Der Landkreis als Träger des Klinikums teilte mit, dass bei der Konferenz Empfehlungen an den Kreistag erarbeitet werden sollen. Der kommt in der nächsten Woche zu einer Sondersitzung zusammen.
Laut einem Bericht des Klinik-Geschäftsführers erwarten das Haus in diesem Jahr erhebliche finanzielle Belastungen. Hohe Energiepreise und die Inflation hätten zu einem Kostenanstieg im zweistelligen Prozentbereich geführt. Zugleich würden die Einnahmen wegbrechen, da Personal fehle und es immer weniger Patienten gebe. Ärztliche Honorarkräfte, also eingekauftes Fremdpersonal, sei teuer, aber nötig, um die Versorgung aufrechtzuerhalten. "Die wirtschaftliche Lage verschlechtert sich erheblich", heißt es in der Mitteilung des Landkreises.

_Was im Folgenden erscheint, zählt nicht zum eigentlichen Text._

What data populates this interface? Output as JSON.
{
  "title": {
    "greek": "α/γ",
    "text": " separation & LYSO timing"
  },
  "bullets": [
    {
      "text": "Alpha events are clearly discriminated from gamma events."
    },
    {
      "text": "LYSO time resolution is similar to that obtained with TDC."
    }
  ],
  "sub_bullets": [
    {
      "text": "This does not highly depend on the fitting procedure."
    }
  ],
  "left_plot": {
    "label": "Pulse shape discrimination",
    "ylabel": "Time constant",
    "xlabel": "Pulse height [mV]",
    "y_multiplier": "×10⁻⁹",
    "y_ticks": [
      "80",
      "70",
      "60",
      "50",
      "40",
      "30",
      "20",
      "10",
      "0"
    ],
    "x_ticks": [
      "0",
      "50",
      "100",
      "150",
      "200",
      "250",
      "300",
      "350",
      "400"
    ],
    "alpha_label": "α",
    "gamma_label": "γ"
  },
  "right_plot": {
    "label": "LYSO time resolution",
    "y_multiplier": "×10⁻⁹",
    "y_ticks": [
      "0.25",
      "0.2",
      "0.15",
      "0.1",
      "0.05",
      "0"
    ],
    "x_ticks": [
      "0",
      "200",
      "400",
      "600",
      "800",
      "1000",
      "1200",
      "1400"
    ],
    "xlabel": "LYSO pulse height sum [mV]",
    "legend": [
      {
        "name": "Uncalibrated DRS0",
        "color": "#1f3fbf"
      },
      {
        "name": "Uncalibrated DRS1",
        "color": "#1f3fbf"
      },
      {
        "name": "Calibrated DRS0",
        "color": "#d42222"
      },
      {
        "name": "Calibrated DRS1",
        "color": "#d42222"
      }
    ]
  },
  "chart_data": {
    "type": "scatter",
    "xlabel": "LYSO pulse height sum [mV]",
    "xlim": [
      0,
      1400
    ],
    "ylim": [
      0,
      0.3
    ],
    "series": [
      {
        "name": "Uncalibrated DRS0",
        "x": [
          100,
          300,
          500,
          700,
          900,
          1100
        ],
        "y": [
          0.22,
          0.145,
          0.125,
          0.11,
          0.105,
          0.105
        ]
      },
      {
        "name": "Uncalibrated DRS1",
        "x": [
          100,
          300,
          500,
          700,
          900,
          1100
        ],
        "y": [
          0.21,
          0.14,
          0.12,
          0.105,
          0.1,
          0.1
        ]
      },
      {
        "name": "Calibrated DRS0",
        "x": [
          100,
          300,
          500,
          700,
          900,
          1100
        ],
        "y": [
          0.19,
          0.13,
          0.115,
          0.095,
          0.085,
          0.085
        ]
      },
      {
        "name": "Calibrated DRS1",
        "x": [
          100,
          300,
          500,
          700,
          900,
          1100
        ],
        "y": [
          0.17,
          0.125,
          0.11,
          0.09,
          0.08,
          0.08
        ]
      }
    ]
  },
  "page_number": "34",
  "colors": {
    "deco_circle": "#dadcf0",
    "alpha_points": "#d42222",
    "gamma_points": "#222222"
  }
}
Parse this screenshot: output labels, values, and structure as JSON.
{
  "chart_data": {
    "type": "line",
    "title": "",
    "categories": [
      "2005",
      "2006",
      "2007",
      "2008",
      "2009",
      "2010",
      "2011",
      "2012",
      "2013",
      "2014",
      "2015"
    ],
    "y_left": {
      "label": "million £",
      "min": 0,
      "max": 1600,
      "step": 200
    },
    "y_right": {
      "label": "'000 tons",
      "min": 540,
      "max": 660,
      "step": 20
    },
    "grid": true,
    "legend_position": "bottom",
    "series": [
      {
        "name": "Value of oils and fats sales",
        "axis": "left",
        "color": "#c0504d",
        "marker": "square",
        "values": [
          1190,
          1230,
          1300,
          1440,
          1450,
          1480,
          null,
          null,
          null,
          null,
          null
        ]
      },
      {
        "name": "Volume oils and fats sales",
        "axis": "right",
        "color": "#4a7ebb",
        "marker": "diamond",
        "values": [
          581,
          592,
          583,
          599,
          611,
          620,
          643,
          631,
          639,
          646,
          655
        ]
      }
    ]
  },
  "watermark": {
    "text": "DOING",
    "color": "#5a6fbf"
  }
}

rbb|24: Herr Jaschinski, Sie haben die Situation im Elbe-Elster-Klinikum zur "Chefsache" erklärt. Wie ernst ist die Lage?
Christian Jaschinski: Wir sind in der glücklichen Situation, ein Klinikum zu haben, in dem der Landkreis Gesellschafter ist. Im April haben wir eine erste Gesundheitskonferenz ins Leben gerufen, weil die allgemeine Situation der Krankenhäuser in Deutschland auch vor den Kliniktüren des Elbe-Elster-Klinikums nicht Halt macht. Ein Grund für die Probleme ist der große Fachkräftemangel, der sich zuspitzt. Aktuell haben wir 19 Vollzeitkräfte bei den Ärzten, die wir nicht besetzen können. Das führt zu Engpässen und zu einer hohen Arbeitsbelastung derer, die aktuell ihren Dienst tun.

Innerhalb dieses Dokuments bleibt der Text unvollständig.